А как! В ту ночь я узнал столько нового, чем можно заниматься по ночам. И, разумеется, моя неловкость завалила нас на кафель. Но ты упала на меня, тебе не было больно, зато смешно. Я всегда умел рассмешить тебя, когда не старался. Своей нелепостью и нерасторопностью.
- Я знаю, ты не специально. Ты не хотела. Это была очередная ошибка, на пьяную голову…Ты всё так же любишь только меня. Вчера ты наговорила всякого, сказала, что уйдёшь к нему, что изменила по любви. Какой любви? Она ведь только с нами гуляет по вечерам. Но это было со зла, по глупости, я понимаю, я ещё раз, очередной раз искренне прощаю тебя. Теперь нас ничто не разлучит и никто. Я не позволю…

   Я встаю и включаю старую виниловую пластинку. Включаю очень громко, но ты не просыпаешься. Слышно приятное пощелкивание проигрывателя. Начинает петь Лучано Паваротти свою известную песню "La donna e mobile". Про известное сердце красавицы. Лёгкими вальсообразными движениями я доплываю до кухни и беру спички с небольшой красной металлической коробочкой в тандеме.
- Милая, сегодня я готовлю завтрак. Тебя ждёт сюррррприз.

   Кружась, в безумном вальсе, я опять возвращаюсь к тебе. Я открываю коробочку и поливаю тебя и себя прозрачной жидкостью. Она пахнет неприятно, но её прохлада возбуждает меня.

- Sempre un amabile. Leggiadro viso. In pianto o in riso, — ; menzognero - подпевая толстому Паваротти я кидаю спичку в лужу рядом с тобой.

   Деревянный пол вспыхивает ярким пламенем, почти мгновенно, будто всё это время ожидал в засаде, и твой уснувший труп с твоей идеально мраморной кожей постепенно окрашиваются живым огнём. Ты всегда говорила, что тёплые тона тебе идут и теперь я вижу. Как же тебе идёт этот цвет!
Кожа начинает пузырится...ты бы закричала, если бы была жива. Сейчас, пусть и горящая, ты всё так же прекрасна, всё так же я чувствую запах твоих духов, сквозь запах твоей жареной плоти. Я прыгаю к тебе, я чувствую как пламя с жадностью впивается в меня своими горящими зубками. Я поднимаю твоё обгоревшее тело, кусочки кожи отслаиваются от твоей плоти и остаются на моих пальцах, обнимаю тебя за талию и прижимаю к себе.

Наш последний танец. Под Паваротти. И мы кружимся в самом последнем, самом жарком танце в нашей жизни. Я чувствую жуткую боль, чувствую как ты исчезаешь в моих руках, как твоя плоть таит в моих объятиях, а моя сливается с твоей, но я счастлив.
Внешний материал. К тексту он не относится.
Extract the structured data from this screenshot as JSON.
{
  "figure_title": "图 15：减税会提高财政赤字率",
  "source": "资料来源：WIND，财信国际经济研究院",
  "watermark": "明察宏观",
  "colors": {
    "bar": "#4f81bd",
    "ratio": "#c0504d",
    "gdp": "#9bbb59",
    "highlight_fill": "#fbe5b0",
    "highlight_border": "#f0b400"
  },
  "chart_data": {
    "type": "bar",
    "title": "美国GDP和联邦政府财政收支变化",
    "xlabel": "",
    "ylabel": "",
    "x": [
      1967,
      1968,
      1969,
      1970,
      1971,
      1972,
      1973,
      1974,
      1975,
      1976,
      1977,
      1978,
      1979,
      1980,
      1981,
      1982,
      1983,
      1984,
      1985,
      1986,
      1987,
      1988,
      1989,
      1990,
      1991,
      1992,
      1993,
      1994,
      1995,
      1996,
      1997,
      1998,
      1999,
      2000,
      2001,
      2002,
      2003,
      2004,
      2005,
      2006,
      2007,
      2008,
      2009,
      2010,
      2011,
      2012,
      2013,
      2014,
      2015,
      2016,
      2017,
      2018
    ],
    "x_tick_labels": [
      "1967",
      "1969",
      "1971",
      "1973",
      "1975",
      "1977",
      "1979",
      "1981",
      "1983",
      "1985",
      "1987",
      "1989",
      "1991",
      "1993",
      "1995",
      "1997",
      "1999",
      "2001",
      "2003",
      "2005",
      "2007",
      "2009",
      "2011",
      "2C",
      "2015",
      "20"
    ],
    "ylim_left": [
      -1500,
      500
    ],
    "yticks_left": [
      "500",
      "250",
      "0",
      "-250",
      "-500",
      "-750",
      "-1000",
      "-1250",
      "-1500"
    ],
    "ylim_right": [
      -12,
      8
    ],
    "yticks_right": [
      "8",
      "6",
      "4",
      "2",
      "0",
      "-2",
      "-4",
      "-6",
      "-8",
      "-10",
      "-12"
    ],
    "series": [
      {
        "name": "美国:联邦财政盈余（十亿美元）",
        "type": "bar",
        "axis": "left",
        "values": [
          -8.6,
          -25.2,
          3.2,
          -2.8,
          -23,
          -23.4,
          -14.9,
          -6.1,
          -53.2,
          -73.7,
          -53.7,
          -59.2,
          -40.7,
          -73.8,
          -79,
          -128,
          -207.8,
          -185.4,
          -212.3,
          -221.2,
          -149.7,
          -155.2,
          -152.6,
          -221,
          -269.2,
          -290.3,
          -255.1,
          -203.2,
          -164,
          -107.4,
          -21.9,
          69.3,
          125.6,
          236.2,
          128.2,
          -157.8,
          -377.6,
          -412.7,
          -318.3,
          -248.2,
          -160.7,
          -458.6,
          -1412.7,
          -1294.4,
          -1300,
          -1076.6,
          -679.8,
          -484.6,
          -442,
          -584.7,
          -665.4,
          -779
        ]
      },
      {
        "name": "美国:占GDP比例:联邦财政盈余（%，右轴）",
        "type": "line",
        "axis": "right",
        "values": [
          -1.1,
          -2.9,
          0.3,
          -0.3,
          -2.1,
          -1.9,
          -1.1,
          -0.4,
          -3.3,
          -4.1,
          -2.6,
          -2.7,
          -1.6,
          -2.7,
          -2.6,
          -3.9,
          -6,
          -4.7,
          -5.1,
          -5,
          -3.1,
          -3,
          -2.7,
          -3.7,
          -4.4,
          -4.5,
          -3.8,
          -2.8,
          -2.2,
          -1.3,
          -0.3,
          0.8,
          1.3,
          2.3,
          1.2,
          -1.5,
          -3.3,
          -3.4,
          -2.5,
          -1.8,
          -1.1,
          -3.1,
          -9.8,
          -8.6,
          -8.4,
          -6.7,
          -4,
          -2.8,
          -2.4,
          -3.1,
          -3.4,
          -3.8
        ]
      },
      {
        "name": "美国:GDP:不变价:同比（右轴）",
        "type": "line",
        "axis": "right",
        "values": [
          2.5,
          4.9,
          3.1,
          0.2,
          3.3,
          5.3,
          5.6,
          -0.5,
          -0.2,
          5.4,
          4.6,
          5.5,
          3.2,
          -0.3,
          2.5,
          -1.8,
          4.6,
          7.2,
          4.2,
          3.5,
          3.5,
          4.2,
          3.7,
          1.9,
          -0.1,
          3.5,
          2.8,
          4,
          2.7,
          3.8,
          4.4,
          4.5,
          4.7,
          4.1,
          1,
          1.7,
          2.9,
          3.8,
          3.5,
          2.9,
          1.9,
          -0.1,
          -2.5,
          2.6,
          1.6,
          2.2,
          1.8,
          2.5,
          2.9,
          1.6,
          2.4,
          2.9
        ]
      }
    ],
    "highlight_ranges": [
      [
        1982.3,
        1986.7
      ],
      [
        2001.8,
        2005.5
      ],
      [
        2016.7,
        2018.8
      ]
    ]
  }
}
Как никогда!

Вскоре я понимаю, что сил стоять больше нет и я ложусь горящий рядом с тобой, кладу твою уже лысую голову себе на пузырящуюся грудь. Мы закрываем глаза...Теперь мы с тобой навсегда, навсегда останемся вместе…

"Ritornello. La donna ; mobil qual piuma al vento. Muta d’accento e di pensier!E di pensier! E DI PENSIER!" - закончив свою протяжную ноту закончил нашу жизнь Паваротти.